Cats scratch at the middle door to get in. I tell her that we just bypassed the solstice and from now on the days will begin to shorten. That I find it poetic.
“But why? It’s awful! You’re not normal.”
“It’s not hideous. It mimics life. It makes it acceptable. It makes you feel part of the whole, gives meaning to aging, makes it possible. Don’t you ever think about it?”
“About what? About growing old? Why, no. Not even dead.”
“Well it puts you in a very bad position. Your mother wasn’t capable of aging and now she’s locked in an inaccessible limbo.
Anyway, it’s inevitable. In the coming days we will have less and less light, that is what summer is all about. In the slow approach to darkness. It breaks the heart by how beautiful it is.

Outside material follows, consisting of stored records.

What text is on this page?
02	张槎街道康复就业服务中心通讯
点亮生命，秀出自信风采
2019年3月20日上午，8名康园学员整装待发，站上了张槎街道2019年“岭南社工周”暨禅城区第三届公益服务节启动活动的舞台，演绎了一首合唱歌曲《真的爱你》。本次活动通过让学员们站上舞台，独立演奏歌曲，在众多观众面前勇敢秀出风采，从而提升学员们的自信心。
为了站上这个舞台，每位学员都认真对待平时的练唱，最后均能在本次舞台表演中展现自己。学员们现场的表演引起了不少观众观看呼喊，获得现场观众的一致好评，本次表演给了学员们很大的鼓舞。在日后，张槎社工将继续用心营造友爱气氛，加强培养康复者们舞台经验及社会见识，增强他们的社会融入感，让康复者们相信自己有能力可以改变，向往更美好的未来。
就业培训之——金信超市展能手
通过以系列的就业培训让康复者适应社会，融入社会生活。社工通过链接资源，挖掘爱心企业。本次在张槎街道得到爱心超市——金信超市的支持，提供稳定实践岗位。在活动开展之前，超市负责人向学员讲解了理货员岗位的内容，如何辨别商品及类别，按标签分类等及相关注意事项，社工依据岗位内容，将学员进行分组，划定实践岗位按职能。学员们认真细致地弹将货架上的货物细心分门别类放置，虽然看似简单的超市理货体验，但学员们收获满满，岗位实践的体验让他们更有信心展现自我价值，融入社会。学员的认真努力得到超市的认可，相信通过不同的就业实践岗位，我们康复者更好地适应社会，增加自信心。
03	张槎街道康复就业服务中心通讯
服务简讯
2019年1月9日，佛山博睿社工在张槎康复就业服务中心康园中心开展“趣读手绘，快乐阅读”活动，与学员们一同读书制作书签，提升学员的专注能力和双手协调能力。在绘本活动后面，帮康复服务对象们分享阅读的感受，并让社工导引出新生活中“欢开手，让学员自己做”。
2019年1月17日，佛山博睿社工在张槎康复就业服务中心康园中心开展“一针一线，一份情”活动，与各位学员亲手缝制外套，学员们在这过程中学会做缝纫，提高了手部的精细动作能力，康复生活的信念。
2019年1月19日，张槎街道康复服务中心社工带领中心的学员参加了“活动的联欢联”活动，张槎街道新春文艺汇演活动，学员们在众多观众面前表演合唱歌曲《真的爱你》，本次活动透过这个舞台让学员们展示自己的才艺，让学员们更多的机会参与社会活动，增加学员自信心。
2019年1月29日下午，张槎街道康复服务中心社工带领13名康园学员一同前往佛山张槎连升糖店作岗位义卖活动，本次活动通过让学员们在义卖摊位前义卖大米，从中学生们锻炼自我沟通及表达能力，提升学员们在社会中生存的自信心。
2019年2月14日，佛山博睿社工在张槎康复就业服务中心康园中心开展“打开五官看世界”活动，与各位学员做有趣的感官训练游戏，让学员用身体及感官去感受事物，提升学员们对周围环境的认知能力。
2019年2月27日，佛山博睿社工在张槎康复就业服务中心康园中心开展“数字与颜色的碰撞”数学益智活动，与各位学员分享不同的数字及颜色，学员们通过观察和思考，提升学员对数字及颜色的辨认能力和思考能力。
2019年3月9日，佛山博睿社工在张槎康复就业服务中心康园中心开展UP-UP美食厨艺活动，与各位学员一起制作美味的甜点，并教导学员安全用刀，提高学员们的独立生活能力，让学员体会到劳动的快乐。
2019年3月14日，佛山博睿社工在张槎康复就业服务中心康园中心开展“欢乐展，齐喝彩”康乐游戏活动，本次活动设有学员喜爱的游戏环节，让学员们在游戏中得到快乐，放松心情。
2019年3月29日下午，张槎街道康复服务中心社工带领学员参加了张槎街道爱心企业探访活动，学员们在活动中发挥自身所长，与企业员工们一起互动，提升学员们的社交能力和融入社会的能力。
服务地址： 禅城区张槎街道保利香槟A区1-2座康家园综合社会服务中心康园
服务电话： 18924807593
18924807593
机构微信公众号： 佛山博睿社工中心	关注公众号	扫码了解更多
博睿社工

My eyes close but to put me down now would be inappropriate and too selfish even for someone like me. I give her a long hug, wipe away her tears and tell her I’m going to make some chamomile tea. I dive into the net and wallow between pdfs linking recurring numbers to angels, people painting with red wine and a cool blog about fermentations that I’m going to save and try to study tomorrow in a spare moment. How can you not love all this good stuff. It’s my dream come true: to be invisible in an infinite world of people chatting with each other in every possible language, about every existing topic, an immense library of Babel.
I struggle to let go of all this beauty but I pour the chamomile tea, turn off the light, close the cats and go back to her. She is already immersed in an indecisive sleep. Tonight she will wander in unknown places where she gets lost without being able to communicate with anyone and labyrinthine houses invaded by water, which is always rising. She has written something, in a folded note on the bedside table. I read it, of course.
You are like a setting sun.
Confused, indignant, still recalcitrant.
Sudden flashes of light rip through the horizon
Coloring the sea
Your beauty, your strength
Are still evident
The reflection of your energy floods me
It moves me and I admire you
As always I have admired you
And loved you
And how much you have torn my heart apart
Becomes dark
And there’s nothing you can do
Until tomorrow
I don’t understand those who don’t want complications. I do want complications. Complications are the anteroom of truth.